I’d argue the “Glitch Presents” vs. “Glitch Originals” distinction is quietly one of the most important structural decisions in indie animation right now. It lets the studio scale into co-production and theatrical without compromising the free-first promise on their own originals. It’s a two-track model that, to me, feels like the right architecture for a studio trying to bridge YouTube and traditional distribution without losing its soul.

What This Means for the Theatrical Landscape

Fathom Entertainment, rebranded in January 2025 from Fathom Events, builds on a 20+ year legacy as the leading global specialty distributor of content to theaters. Its business has historically been built on faith-based films, classic movie re-releases, and concert films. An indie animated YouTube series cracking its all-time presale record is not something anyone in that building planned for.

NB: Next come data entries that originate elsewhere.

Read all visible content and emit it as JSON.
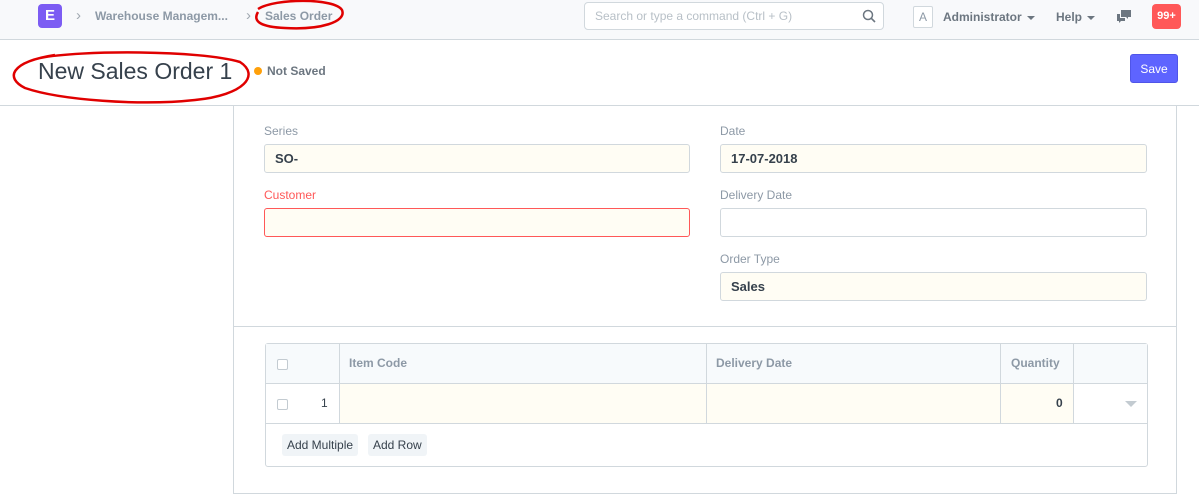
{
  "app": {
    "logo_letter": "E"
  },
  "breadcrumbs": [
    {
      "label": "Warehouse Managem..."
    },
    {
      "label": "Sales Order"
    }
  ],
  "search": {
    "placeholder": "Search or type a command (Ctrl + G)"
  },
  "user": {
    "avatar_letter": "A",
    "name": "Administrator"
  },
  "help": {
    "label": "Help"
  },
  "notifications": {
    "count": "99+"
  },
  "page": {
    "title": "New Sales Order 1",
    "status": "Not Saved",
    "save_label": "Save"
  },
  "form": {
    "series": {
      "label": "Series",
      "value": "SO-"
    },
    "customer": {
      "label": "Customer",
      "value": ""
    },
    "date": {
      "label": "Date",
      "value": "17-07-2018"
    },
    "delivery_date": {
      "label": "Delivery Date",
      "value": ""
    },
    "order_type": {
      "label": "Order Type",
      "value": "Sales"
    }
  },
  "items_grid": {
    "columns": [
      "Item Code",
      "Delivery Date",
      "Quantity"
    ],
    "rows": [
      {
        "idx": "1",
        "item_code": "",
        "delivery_date": "",
        "quantity": "0"
      }
    ],
    "add_multiple_label": "Add Multiple",
    "add_row_label": "Add Row"
  },
  "colors": {
    "brand": "#7c5cf3",
    "primary": "#5e64ff",
    "notification": "#ff5858",
    "status_dot": "#ffa00a",
    "annotation": "#e00000"
  }
}
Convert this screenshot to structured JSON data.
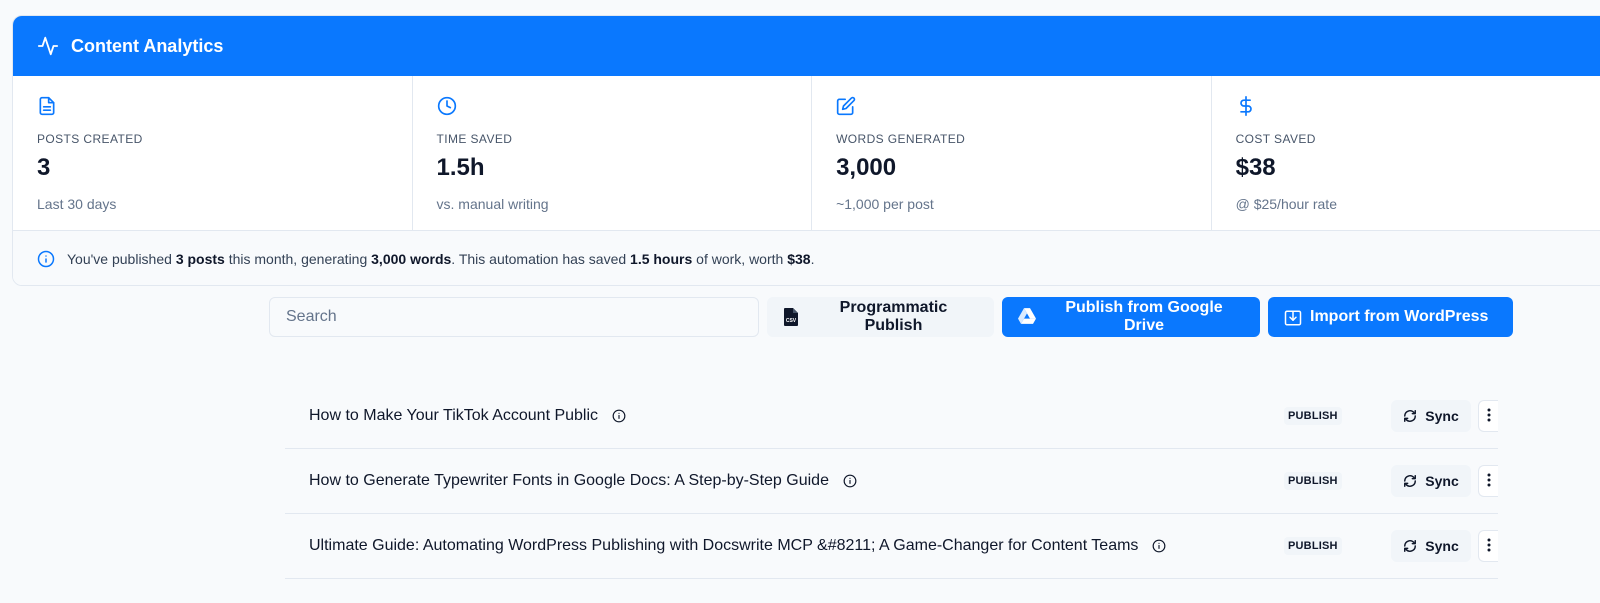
{
  "analytics": {
    "title": "Content Analytics",
    "stats": [
      {
        "icon": "document-icon",
        "label": "POSTS CREATED",
        "value": "3",
        "sub": "Last 30 days"
      },
      {
        "icon": "clock-icon",
        "label": "TIME SAVED",
        "value": "1.5h",
        "sub": "vs. manual writing"
      },
      {
        "icon": "edit-icon",
        "label": "WORDS GENERATED",
        "value": "3,000",
        "sub": "~1,000 per post"
      },
      {
        "icon": "dollar-icon",
        "label": "COST SAVED",
        "value": "$38",
        "sub": "@ $25/hour rate"
      }
    ],
    "summary": {
      "part1": "You've published ",
      "posts": "3 posts",
      "part2": " this month, generating ",
      "words": "3,000 words",
      "part3": ". This automation has saved ",
      "hours": "1.5 hours",
      "part4": " of work, worth ",
      "cost": "$38",
      "part5": "."
    }
  },
  "toolbar": {
    "search_placeholder": "Search",
    "search_value": "",
    "programmatic_label": "Programmatic Publish",
    "gdrive_label": "Publish from Google Drive",
    "wordpress_label": "Import from WordPress"
  },
  "posts": [
    {
      "title": "How to Make Your TikTok Account Public",
      "status": "PUBLISH",
      "sync_label": "Sync"
    },
    {
      "title": "How to Generate Typewriter Fonts in Google Docs: A Step-by-Step Guide",
      "status": "PUBLISH",
      "sync_label": "Sync"
    },
    {
      "title": "Ultimate Guide: Automating WordPress Publishing with Docswrite MCP &#8211; A Game-Changer for Content Teams",
      "status": "PUBLISH",
      "sync_label": "Sync"
    }
  ],
  "colors": {
    "accent": "#0a78fe",
    "border": "#e2e8f0",
    "muted_bg": "#f1f5f9"
  }
}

Fathom’s top-grossing release to date is The Chosen Last Supper: Part 1, which grossed about $20.2 million in April 2025. With TADC already at $5 million in presales seven weeks out, expanding to 1,800-plus screens, and still adding territories, it feels like that record is in genuine danger. The show opens the same weekend as major studio releases, and the fact that an indie series animated by a team a fraction of those films’ crews is competing for screens alongside them speaks volumes about where exhibition is headed.

In my view, this is the moment event cinema stops being a niche curiosity and starts being a legitimate distribution channel for creator-led work. The infrastructure is there. The audience is clearly there. The question is whether more creators will have the leverage and the fanbase to walk through the door Glitch and Markiplier kicked open.

Frequently Asked Questions

When does The Amazing Digital Circus: The Last Act premiere in theaters?

The theatrical premiere runs June 4–7, 2026, in U.S. theaters nationwide via Fathom Entertainment , with the expanded run now extending to two weeks on a minimum of 1,800 screens.

When will The Amazing Digital Circus finale be free on YouTube?

A wider digital release on Netflix and YouTube follows on June 19, 2026 , two weeks after the theatrical premiere.

How much has The Amazing Digital Circus made in presale ticket revenue?

In the first four days after the trailer’s release, Fathom reported $5 million in presale tickets sold, shattering the company’s all-time presale record more than seven weeks before the release date.

Who created The Amazing Digital Circus?

The series was created, written, and directed by Gooseworx and produced by Glitch Productions. Gooseworx is a British-American animator, artist, and composer. Prior to TADC, she was known for animated short films such as Little Runmo and was a composer for the pilot and first season of Vivziepop’s Hazbin Hotel web series.

Will The Amazing Digital Circus: The Last Act screen outside the United States?

Glitch Productions confirmed that The Last Act will screen in the U.S., Latin America, Japan, Canada, and Mexico, with more locations coming. The release has also expanded into Australia, New Zealand, and Venezuela.

Is The Amazing Digital Circus ending after this finale?

Yes. Gooseworx revealed it will be a limited series consisting of nine episodes. The Last Act contains the ninth and final episode, bringing the series to its planned conclusion.